Maricq H R, Weinrich M C, Keil J E, Smith E A, Harper F E, Nussbaum A I, LeRoy E C, McGregor A R, Diat F, Rosal E J
Department of Medicine, Medical University of South Carolina, Charleston 29425.
Arthritis Rheum. 1989 Aug;32(8):998-1006. doi: 10.1002/anr.1780320809.

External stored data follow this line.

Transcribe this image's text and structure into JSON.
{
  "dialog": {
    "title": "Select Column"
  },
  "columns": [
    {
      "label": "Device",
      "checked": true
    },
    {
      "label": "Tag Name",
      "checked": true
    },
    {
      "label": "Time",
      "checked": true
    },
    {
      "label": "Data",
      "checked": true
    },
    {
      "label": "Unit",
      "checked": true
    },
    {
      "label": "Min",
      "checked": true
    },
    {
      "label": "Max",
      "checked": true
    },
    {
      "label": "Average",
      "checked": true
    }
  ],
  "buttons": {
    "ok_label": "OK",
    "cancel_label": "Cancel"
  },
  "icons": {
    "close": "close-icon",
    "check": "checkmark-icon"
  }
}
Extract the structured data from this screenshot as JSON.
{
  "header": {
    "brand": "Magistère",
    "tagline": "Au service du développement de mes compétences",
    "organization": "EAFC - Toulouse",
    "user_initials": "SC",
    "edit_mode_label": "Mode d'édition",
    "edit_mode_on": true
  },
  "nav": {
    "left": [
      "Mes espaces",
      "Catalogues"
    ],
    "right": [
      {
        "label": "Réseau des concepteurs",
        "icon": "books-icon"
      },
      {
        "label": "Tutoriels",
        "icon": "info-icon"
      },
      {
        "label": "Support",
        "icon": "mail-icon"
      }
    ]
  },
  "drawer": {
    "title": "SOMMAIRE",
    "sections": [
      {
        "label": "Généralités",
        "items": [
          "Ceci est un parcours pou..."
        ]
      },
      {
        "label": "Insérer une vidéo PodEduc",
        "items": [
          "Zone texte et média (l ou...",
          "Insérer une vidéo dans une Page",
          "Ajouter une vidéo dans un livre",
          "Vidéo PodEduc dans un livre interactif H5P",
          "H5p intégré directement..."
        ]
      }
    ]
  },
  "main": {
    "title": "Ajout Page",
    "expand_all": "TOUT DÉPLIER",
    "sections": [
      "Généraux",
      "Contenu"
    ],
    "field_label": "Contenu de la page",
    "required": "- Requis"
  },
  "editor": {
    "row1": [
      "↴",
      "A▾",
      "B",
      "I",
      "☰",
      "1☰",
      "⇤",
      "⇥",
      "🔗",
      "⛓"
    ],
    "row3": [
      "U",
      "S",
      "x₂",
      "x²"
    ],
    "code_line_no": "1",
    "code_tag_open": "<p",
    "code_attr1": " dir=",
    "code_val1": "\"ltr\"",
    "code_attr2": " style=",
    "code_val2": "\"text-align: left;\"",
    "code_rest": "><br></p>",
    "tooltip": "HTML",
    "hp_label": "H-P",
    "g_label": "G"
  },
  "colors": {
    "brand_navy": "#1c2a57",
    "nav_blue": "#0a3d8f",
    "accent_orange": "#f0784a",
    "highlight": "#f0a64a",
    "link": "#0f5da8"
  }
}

The prevalence of scleroderma spectrum disorders (including systemic sclerosis [SSc] meeting the American Rheumatism Association criteria and the less typical disorders meeting only our study criteria) was determined in a random sample of 6,998 subjects from the general population of South Carolina. The results suggest that the prevalence of these disorders may range from 67 to 265 per 100,000, which is 4.9 to 19.2 times higher than previously reported for definite SSc. The ratio of nondefinite cases to definite cases of SSc (those meeting American Rheumatism Association criteria) was 2.5. Most of the nondefinite cases were unrecognized prior to our study, which suggests the need for improved early diagnosis of scleroderma spectrum disorders. Brief histories of the 7 patients with scleroderma spectrum disorders whose cases formed the basis for our calculation of prevalence rates are included in this report.
在南卡罗来纳州普通人群的6998名随机抽样受试者中,确定了硬皮病谱系障碍(包括符合美国风湿病协会标准的系统性硬化症[SSc]以及仅符合我们研究标准的不太典型的疾病)的患病率。结果表明,这些疾病的患病率可能为每10万人67至265例,这比之前报道的确诊SSc患病率高4.9至19.2倍。SSc非确诊病例与确诊病例(符合美国风湿病协会标准的病例)的比例为2.5。大多数非确诊病例在我们的研究之前未被识别,这表明需要改进硬皮病谱系障碍的早期诊断。本报告包括了7例硬皮病谱系障碍患者的简要病史,这些病例构成了我们计算患病率的基础。